"Love Story" bricht mit Kennedy-Drama alle Streaming-Rekorde auf Hulu und Disney+
Hannah Schneider"Love Story" bricht mit Kennedy-Drama alle Streaming-Rekorde auf Hulu und Disney+
Die Miniserie Love Story: John F. Kennedy Jr. & Carolyn Bessette hat auf Hulu und Disney+ Streaming-Rekorde gebrochen. Seit der Premiere im Februar wurden die ersten fünf Folgen bereits über 25 Millionen Stunden lang angesehen. Das Finale der Serie wird am kommenden Donnerstag ausgestrahlt.
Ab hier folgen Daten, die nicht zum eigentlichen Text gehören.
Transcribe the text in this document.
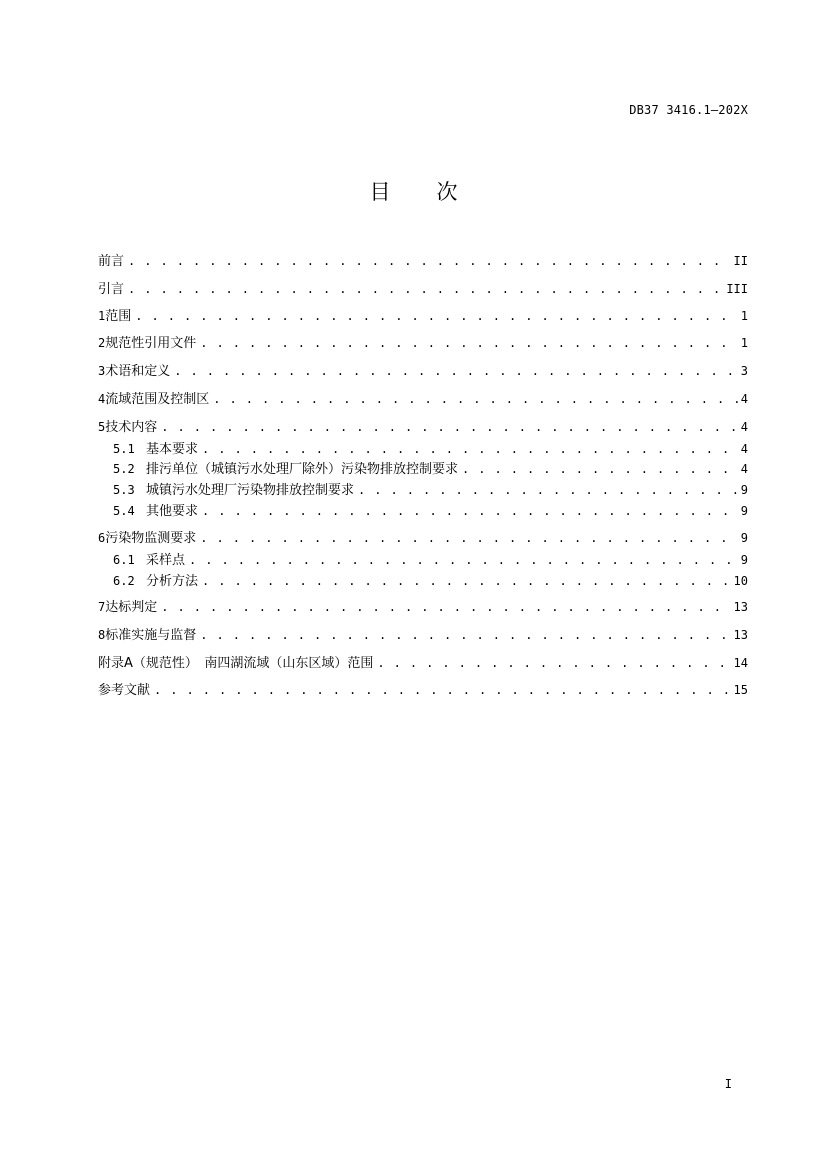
DB37 3416.1—202X
目次
前言 . . .	II
引言 . . .	III
1 范围 . . .	1
2 规范性引用文件 . . .	1
3 术语和定义 . . .	3
4 流域范围及控制区 . . .	4
5 技术内容 . . .	4
5.1 基本要求 . . .	4
5.2 排污单位（城镇污水处理厂除外）污染物排放控制要求 . . .	4
5.3 城镇污水处理厂污染物排放控制要求 . . .	9
5.4 其他要求 . . .	9
6 污染物监测要求 . . .	9
6.1 采样点 . . .	9
6.2 分析方法 . . .	10
7 达标判定 . . .	13
8 标准实施与监督 . . .	13
附录A（规范性）　南四湖流域（山东区域）范围 . . .	14
参考文献 . . .	15
I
In den Hauptrollen sind Paul Anthony Kelly als John F. Kennedy Jr. und Sarah Pidgeon als Carolyn Bessette zu sehen. Die Serie beleuchtet ihre viel beachtete Beziehung, die in den 1990er-Jahren die Öffentlichkeit faszinierte.
John F. Kennedy Jr. gründete im September 1995 gemeinsam mit Michael J. Berman das Magazin George, das Politik und Popkultur auf ungewöhnliche Weise verband. Berühmt wurde es vor allem für seine provokanten Titelbilder, auf denen jeweils ein Prominenter als George Washington posierte – darunter eine besonders unvergessliche Ausgabe.
Im April/Mai 1996 zierte der Radiomoderator Howard Stern das Cover der Virtue-Ausgabe, verkleidet als erster US-Präsident mit einer Kettensäge in der Hand. Stern, ein Freund Kennedys, bezeichnete ihn später als "buchstäblich amerikanischen Adel und den nettesten Kerl der Welt". Er erwähnte zwar, auch Carolyn Bessette Kennedy gekannt zu haben, ging auf ihre Beziehung jedoch nicht näher ein.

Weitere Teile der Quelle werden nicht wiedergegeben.